Here is an example of a registration acknowledgement e-mail.

Subject line: Registration Confirmation for Leadership Summit

Dear Ms. Allen:

Thank you for your recent registration for the Leadership Summit 2016. We received your registration form, your questionnaire, and your payment for the two-day conference.

Please visit the hospitality table on the main concourse of the Richland Hotel by 8:30 a.m. on Feb. 12 to receive your welcome packet. The conference begins at 9 a.m. with the keynote session in the main ballroom. Break-out sessions follow throughout the day and will be detailed in your packet.

Please visit our website (website address here) for further information.

We look forward to seeing you at the summit. If you have any questions, please let me know.

Best regards,

Your name

Your position with company

Your contact information

Another example of an acknowledgement e-mail is one that lets the recipient know you have received some business-related information, such as a job application. In some circumstances, it is polite to let your recipient know that materials have been received, and to let him or her know when you will be taking the next step in a decision process.

These mails can be short and concise. Here is an example:

Subject line: Thank you for your recent application

Dear Mr. Jenkins:

Thank you very much for applying for the marketing director position at IT Resources. My team and I will be reviewing applications this week. If you are selected for an interview, we will contact you on or before Monday, Oct. 10 to set up an appointment.

We appreciate your interest in IT Resources.


Your name

Your position with company

Your contact information

No matter what type of e-mail you are composing, it is important to proofread your content, you subject line and your recipient's address.

To say thank you, or not to say thanks.

There is some disagreement in the business correspondence world as to whether one needs to respond to all business-related e-mails.

Some people argue that a simple "Thank you" e-mail wastes their time. They say that clicking and opening an e-mail only to see one or two words is a waste of their time. Others say that they always appreciate a thank you.

How do you decide whether to acknowledge a business e-mail? First, consider whether the person needs to know that you got the information or not. If there has been a prior miscommunication or a lost attachment, for instance, a quick thank you shows the recipient that all is well at present.

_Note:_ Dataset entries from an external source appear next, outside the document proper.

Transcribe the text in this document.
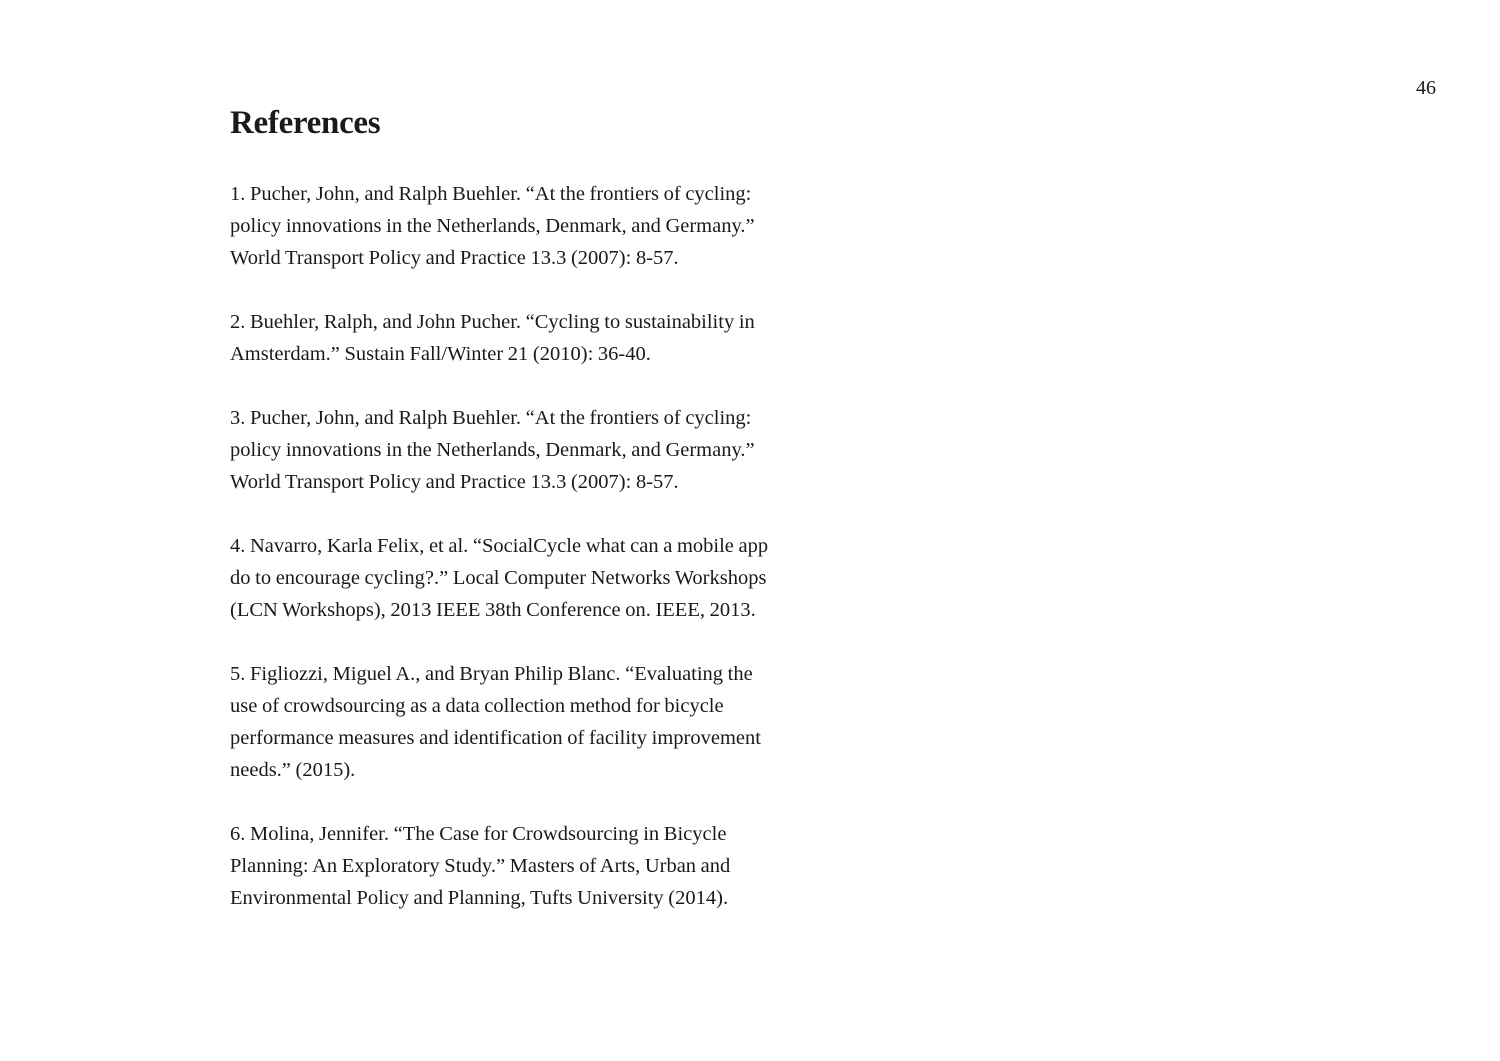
46
References
1. Pucher, John, and Ralph Buehler. “At the frontiers of cycling:
policy innovations in the Netherlands, Denmark, and Germany.”
World Transport Policy and Practice 13.3 (2007): 8-57.
2. Buehler, Ralph, and John Pucher. “Cycling to sustainability in
Amsterdam.” Sustain Fall/Winter 21 (2010): 36-40.
3. Pucher, John, and Ralph Buehler. “At the frontiers of cycling:
policy innovations in the Netherlands, Denmark, and Germany.”
World Transport Policy and Practice 13.3 (2007): 8-57.
4. Navarro, Karla Felix, et al. “SocialCycle what can a mobile app
do to encourage cycling?.” Local Computer Networks Workshops
(LCN Workshops), 2013 IEEE 38th Conference on. IEEE, 2013.
5. Figliozzi, Miguel A., and Bryan Philip Blanc. “Evaluating the
use of crowdsourcing as a data collection method for bicycle
performance measures and identification of facility improvement
needs.” (2015).
6. Molina, Jennifer. “The Case for Crowdsourcing in Bicycle
Planning: An Exploratory Study.” Masters of Arts, Urban and
Environmental Policy and Planning, Tufts University (2014).
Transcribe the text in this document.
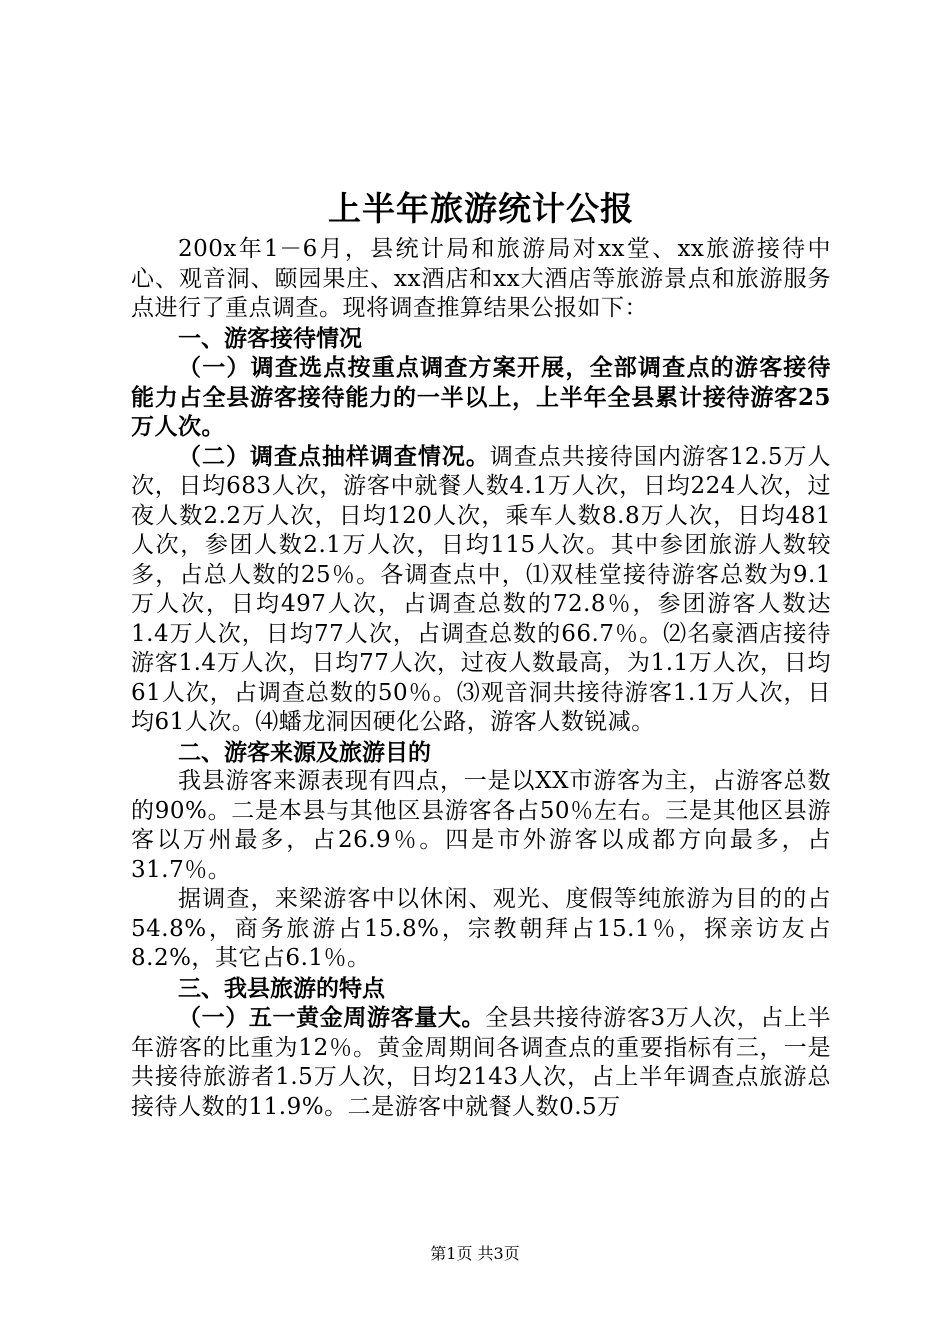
上半年旅游统计公报

200x年1－6月，县统计局和旅游局对xx堂、xx旅游接待中心、观音洞、颐园果庄、xx酒店和xx大酒店等旅游景点和旅游服务点进行了重点调查。现将调查推算结果公报如下：

一、游客接待情况

（一）调查选点按重点调查方案开展，全部调查点的游客接待能力占全县游客接待能力的一半以上，上半年全县累计接待游客25万人次。

（二）调查点抽样调查情况。调查点共接待国内游客12.5万人次，日均683人次，游客中就餐人数4.1万人次，日均224人次，过夜人数2.2万人次，日均120人次，乘车人数8.8万人次，日均481人次，参团人数2.1万人次，日均115人次。其中参团旅游人数较多，占总人数的25％。各调查点中，⑴双桂堂接待游客总数为9.1万人次，日均497人次，占调查总数的72.8％，参团游客人数达1.4万人次，日均77人次，占调查总数的66.7％。⑵名豪酒店接待游客1.4万人次，日均77人次，过夜人数最高，为1.1万人次，日均61人次，占调查总数的50％。⑶观音洞共接待游客1.1万人次，日均61人次。⑷蟠龙洞因硬化公路，游客人数锐减。

二、游客来源及旅游目的

我县游客来源表现有四点，一是以XX市游客为主，占游客总数的90%。二是本县与其他区县游客各占50％左右。三是其他区县游客以万州最多，占26.9％。四是市外游客以成都方向最多，占31.7％。

据调查，来梁游客中以休闲、观光、度假等纯旅游为目的的占54.8%，商务旅游占15.8%，宗教朝拜占15.1％，探亲访友占8.2%，其它占6.1％。

三、我县旅游的特点

（一）五一黄金周游客量大。全县共接待游客3万人次，占上半年游客的比重为12％。黄金周期间各调查点的重要指标有三，一是共接待旅游者1.5万人次，日均2143人次，占上半年调查点旅游总接待人数的11.9%。二是游客中就餐人数0.5万

第1页 共3页
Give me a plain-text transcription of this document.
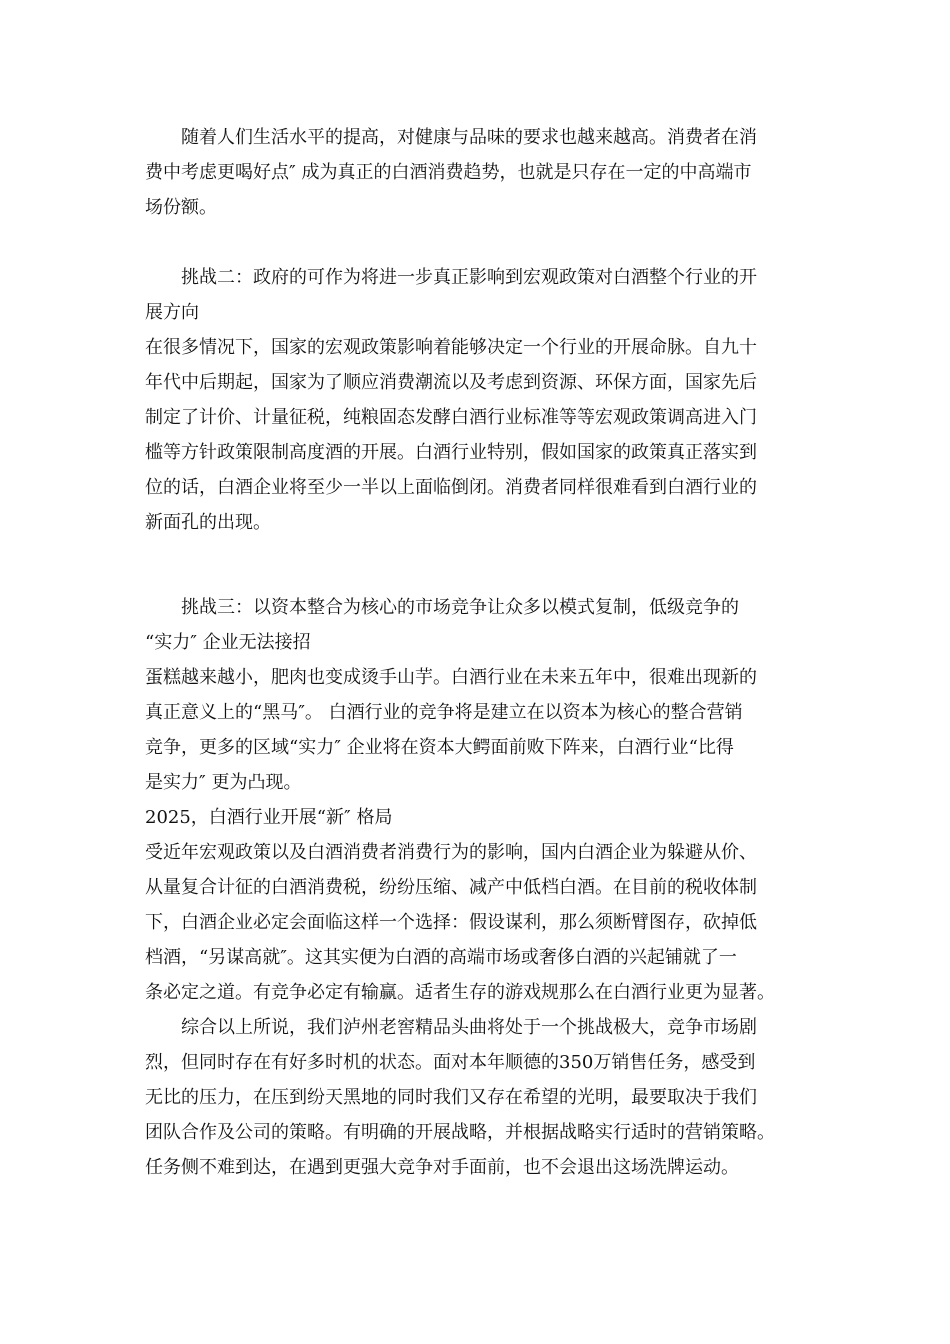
　　随着人们生活水平的提高，对健康与品味的要求也越来越高。消费者在消
费中考虑更喝好点″ 成为真正的白酒消费趋势，也就是只存在一定的中高端市
场份额。
　　挑战二：政府的可作为将进一步真正影响到宏观政策对白酒整个行业的开
展方向
在很多情况下，国家的宏观政策影响着能够决定一个行业的开展命脉。自九十
年代中后期起，国家为了顺应消费潮流以及考虑到资源、环保方面，国家先后
制定了计价、计量征税，纯粮固态发酵白酒行业标准等等宏观政策调高进入门
槛等方针政策限制高度酒的开展。白酒行业特别，假如国家的政策真正落实到
位的话，白酒企业将至少一半以上面临倒闭。消费者同样很难看到白酒行业的
新面孔的出现。
　　挑战三：以资本整合为核心的市场竞争让众多以模式复制，低级竞争的
“实力″ 企业无法接招
蛋糕越来越小，肥肉也变成烫手山芋。白酒行业在未来五年中，很难出现新的
真正意义上的“黑马″。 白酒行业的竞争将是建立在以资本为核心的整合营销
竞争，更多的区域“实力″ 企业将在资本大鳄面前败下阵来，白酒行业“比得
是实力″ 更为凸现。
2025，白酒行业开展“新″ 格局
受近年宏观政策以及白酒消费者消费行为的影响，国内白酒企业为躲避从价、
从量复合计征的白酒消费税，纷纷压缩、减产中低档白酒。在目前的税收体制
下，白酒企业必定会面临这样一个选择：假设谋利，那么须断臂图存，砍掉低
档酒，“另谋高就″。这其实便为白酒的高端市场或奢侈白酒的兴起铺就了一
条必定之道。有竞争必定有输赢。适者生存的游戏规那么在白酒行业更为显著。
　　综合以上所说，我们泸州老窖精品头曲将处于一个挑战极大，竞争市场剧
烈，但同时存在有好多时机的状态。面对本年顺德的350万销售任务，感受到
无比的压力，在压到纷天黑地的同时我们又存在希望的光明，最要取决于我们
团队合作及公司的策略。有明确的开展战略，并根据战略实行适时的营销策略。
任务侧不难到达，在遇到更强大竞争对手面前，也不会退出这场洗牌运动。
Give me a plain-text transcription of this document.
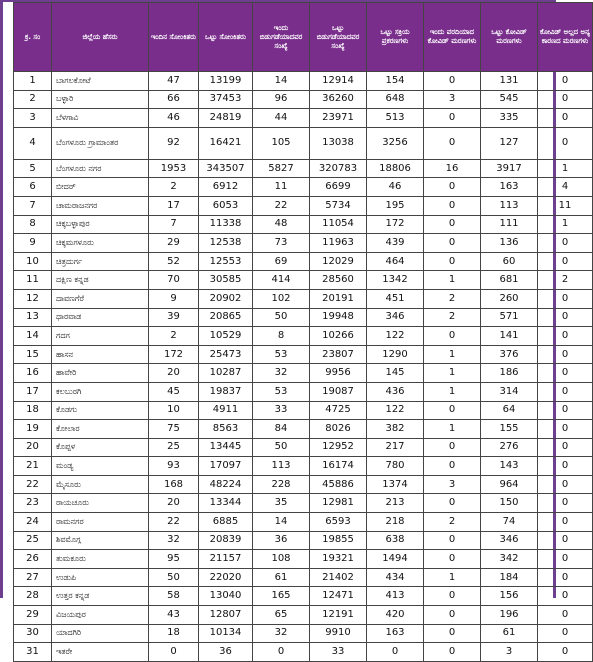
ಕ್ರ. ಸಂ	ಜಿಲ್ಲೆಯ ಹೆಸರು	ಇಂದಿನ ಸೋಂಕಿತರು	ಒಟ್ಟು ಸೋಂಕಿತರು	ಇಂದು ಬಿಡುಗಡೆಯಾದವರ ಸಂಖ್ಯೆ	ಒಟ್ಟು ಬಿಡುಗಡೆಯಾದವರ ಸಂಖ್ಯೆ	ಒಟ್ಟು ಸಕ್ರಿಯ ಪ್ರಕರಣಗಳು	ಇಂದು ವರದಿಯಾದ ಕೋವಿಡ್ ಮರಣಗಳು	ಒಟ್ಟು ಕೋವಿಡ್ ಮರಣಗಳು	ಕೋವಿಡ್ ಅಲ್ಲದ ಅನ್ಯ ಕಾರಣದ ಮರಣಗಳು
1	ಬಾಗಲಕೋಟೆ	47	13199	14	12914	154	0	131	0
2	ಬಳ್ಳಾರಿ	66	37453	96	36260	648	3	545	0
3	ಬೆಳಗಾವಿ	46	24819	44	23971	513	0	335	0
4	ಬೆಂಗಳೂರು ಗ್ರಾಮಾಂತರ	92	16421	105	13038	3256	0	127	0
5	ಬೆಂಗಳೂರು ನಗರ	1953	343507	5827	320783	18806	16	3917	1
6	ಬೀದರ್	2	6912	11	6699	46	0	163	4
7	ಚಾಮರಾಜನಗರ	17	6053	22	5734	195	0	113	11
8	ಚಿಕ್ಕಬಳ್ಳಾಪುರ	7	11338	48	11054	172	0	111	1
9	ಚಿಕ್ಕಮಗಳೂರು	29	12538	73	11963	439	0	136	0
10	ಚಿತ್ರದುರ್ಗ	52	12553	69	12029	464	0	60	0
11	ದಕ್ಷಿಣ ಕನ್ನಡ	70	30585	414	28560	1342	1	681	2
12	ದಾವಣಗೆರೆ	9	20902	102	20191	451	2	260	0
13	ಧಾರವಾಡ	39	20865	50	19948	346	2	571	0
14	ಗದಗ	2	10529	8	10266	122	0	141	0
15	ಹಾಸನ	172	25473	53	23807	1290	1	376	0
16	ಹಾವೇರಿ	20	10287	32	9956	145	1	186	0
17	ಕಲಬುರಗಿ	45	19837	53	19087	436	1	314	0
18	ಕೊಡಗು	10	4911	33	4725	122	0	64	0
19	ಕೋಲಾರ	75	8563	84	8026	382	1	155	0
20	ಕೊಪ್ಪಳ	25	13445	50	12952	217	0	276	0
21	ಮಂಡ್ಯ	93	17097	113	16174	780	0	143	0
22	ಮೈಸೂರು	168	48224	228	45886	1374	3	964	0
23	ರಾಯಚೂರು	20	13344	35	12981	213	0	150	0
24	ರಾಮನಗರ	22	6885	14	6593	218	2	74	0
25	ಶಿವಮೊಗ್ಗ	32	20839	36	19855	638	0	346	0
26	ತುಮಕೂರು	95	21157	108	19321	1494	0	342	0
27	ಉಡುಪಿ	50	22020	61	21402	434	1	184	0
28	ಉತ್ತರ ಕನ್ನಡ	58	13040	165	12471	413	0	156	0
29	ವಿಜಯಪುರ	43	12807	65	12191	420	0	196	0
30	ಯಾದಗಿರಿ	18	10134	32	9910	163	0	61	0
31	ಇತರೇ	0	36	0	33	0	0	3	0
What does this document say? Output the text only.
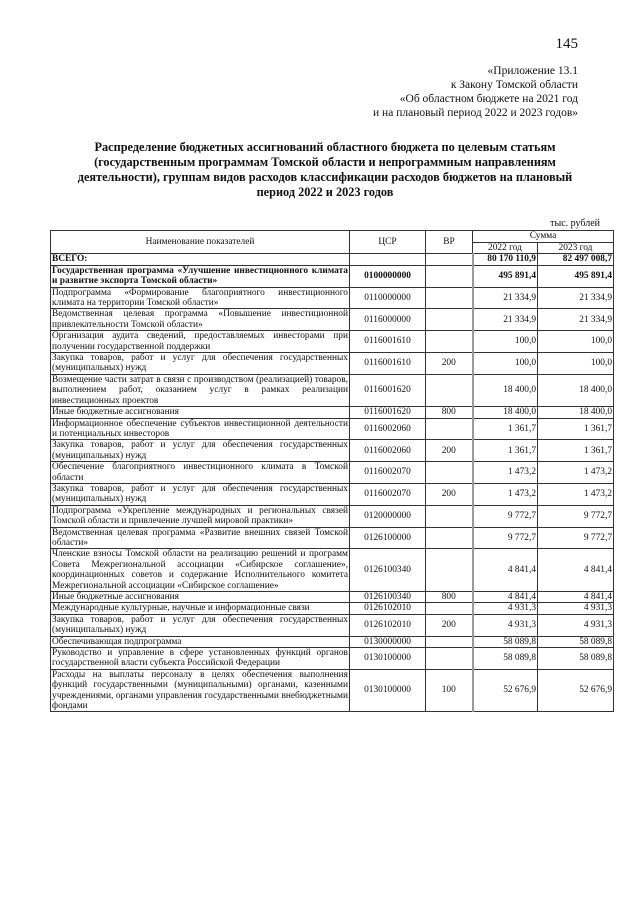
145
«Приложение 13.1
к Закону Томской области
«Об областном бюджете на 2021 год
и на плановый период 2022 и 2023 годов»
Распределение бюджетных ассигнований областного бюджета по целевым статьям (государственным программам Томской области и непрограммным направлениям деятельности), группам видов расходов классификации расходов бюджетов на плановый период 2022 и 2023 годов
тыс. рублей
Наименование показателей	ЦСР	ВР	Сумма	
			2022 год	2023 год
ВСЕГО:			80 170 110,9	82 497 008,7
Государственная программа «Улучшение инвестиционного климата и развитие экспорта Томской области»	0100000000		495 891,4	495 891,4
Подпрограмма «Формирование благоприятного инвестиционного климата на территории Томской области»	0110000000		21 334,9	21 334,9
Ведомственная целевая программа «Повышение инвестиционной привлекательности Томской области»	0116000000		21 334,9	21 334,9
Организация аудита сведений, предоставляемых инвесторами при получении государственной поддержки	0116001610		100,0	100,0
Закупка товаров, работ и услуг для обеспечения государственных (муниципальных) нужд	0116001610	200	100,0	100,0
Возмещение части затрат в связи с производством (реализацией) товаров, выполнением работ, оказанием услуг в рамках реализации инвестиционных проектов	0116001620		18 400,0	18 400,0
Иные бюджетные ассигнования	0116001620	800	18 400,0	18 400,0
Информационное обеспечение субъектов инвестиционной деятельности и потенциальных инвесторов	0116002060		1 361,7	1 361,7
Закупка товаров, работ и услуг для обеспечения государственных (муниципальных) нужд	0116002060	200	1 361,7	1 361,7
Обеспечение благоприятного инвестиционного климата в Томской области	0116002070		1 473,2	1 473,2
Закупка товаров, работ и услуг для обеспечения государственных (муниципальных) нужд	0116002070	200	1 473,2	1 473,2
Подпрограмма «Укрепление международных и региональных связей Томской области и привлечение лучшей мировой практики»	0120000000		9 772,7	9 772,7
Ведомственная целевая программа «Развитие внешних связей Томской области»	0126100000		9 772,7	9 772,7
Членские взносы Томской области на реализацию решений и программ Совета Межрегиональной ассоциации «Сибирское соглашение», координационных советов и содержание Исполнительного комитета Межрегиональной ассоциации «Сибирское соглашение»	0126100340		4 841,4	4 841,4
Иные бюджетные ассигнования	0126100340	800	4 841,4	4 841,4
Международные культурные, научные и информационные связи	0126102010		4 931,3	4 931,3
Закупка товаров, работ и услуг для обеспечения государственных (муниципальных) нужд	0126102010	200	4 931,3	4 931,3
Обеспечивающая подпрограмма	0130000000		58 089,8	58 089,8
Руководство и управление в сфере установленных функций органов государственной власти субъекта Российской Федерации	0130100000		58 089,8	58 089,8
Расходы на выплаты персоналу в целях обеспечения выполнения функций государственными (муниципальными) органами, казенными учреждениями, органами управления государственными внебюджетными фондами	0130100000	100	52 676,9	52 676,9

Since many of your recipients are inundated with e-mails, it adds a courteous touch to say what you are thankful for. Instead of just typing, "Thanks" when you got that previously missing attachment, consider writing, "Thanks. I got the attachment fine this time."

Another time to send a thank you acknowledgement is when someone has gone out of his or her way to meet your needs. An acknowledgement in this situation just makes good sense. Think of these acknowledgments as a way of conveying sincere appreciation, rather than just a quick thanks.

Once again, it is courteous to be specific, but brief, in these cases. Here are a few examples:

Thanks for responding so quickly to my request for more information.

Thank you so much. I appreciate your flexibility

This information is just what I needed. Thank you!

Thank you for letting me know about the date change. I'll see you next Wednesday.

In today's culture, many of us have sacrificed courtesy for speed. Yes, we are all busy and do not want to waste our time reading needless e-mails. However, the other side to this coin is that we have lost some of the basics of business and personal etiquette.

A well-written acknowledgement e-mail demonstrates that you value a customer's business. It shows that you value someone's efforts. An acknowledgement e-mail also reflects well on you, the sender, and your place of business.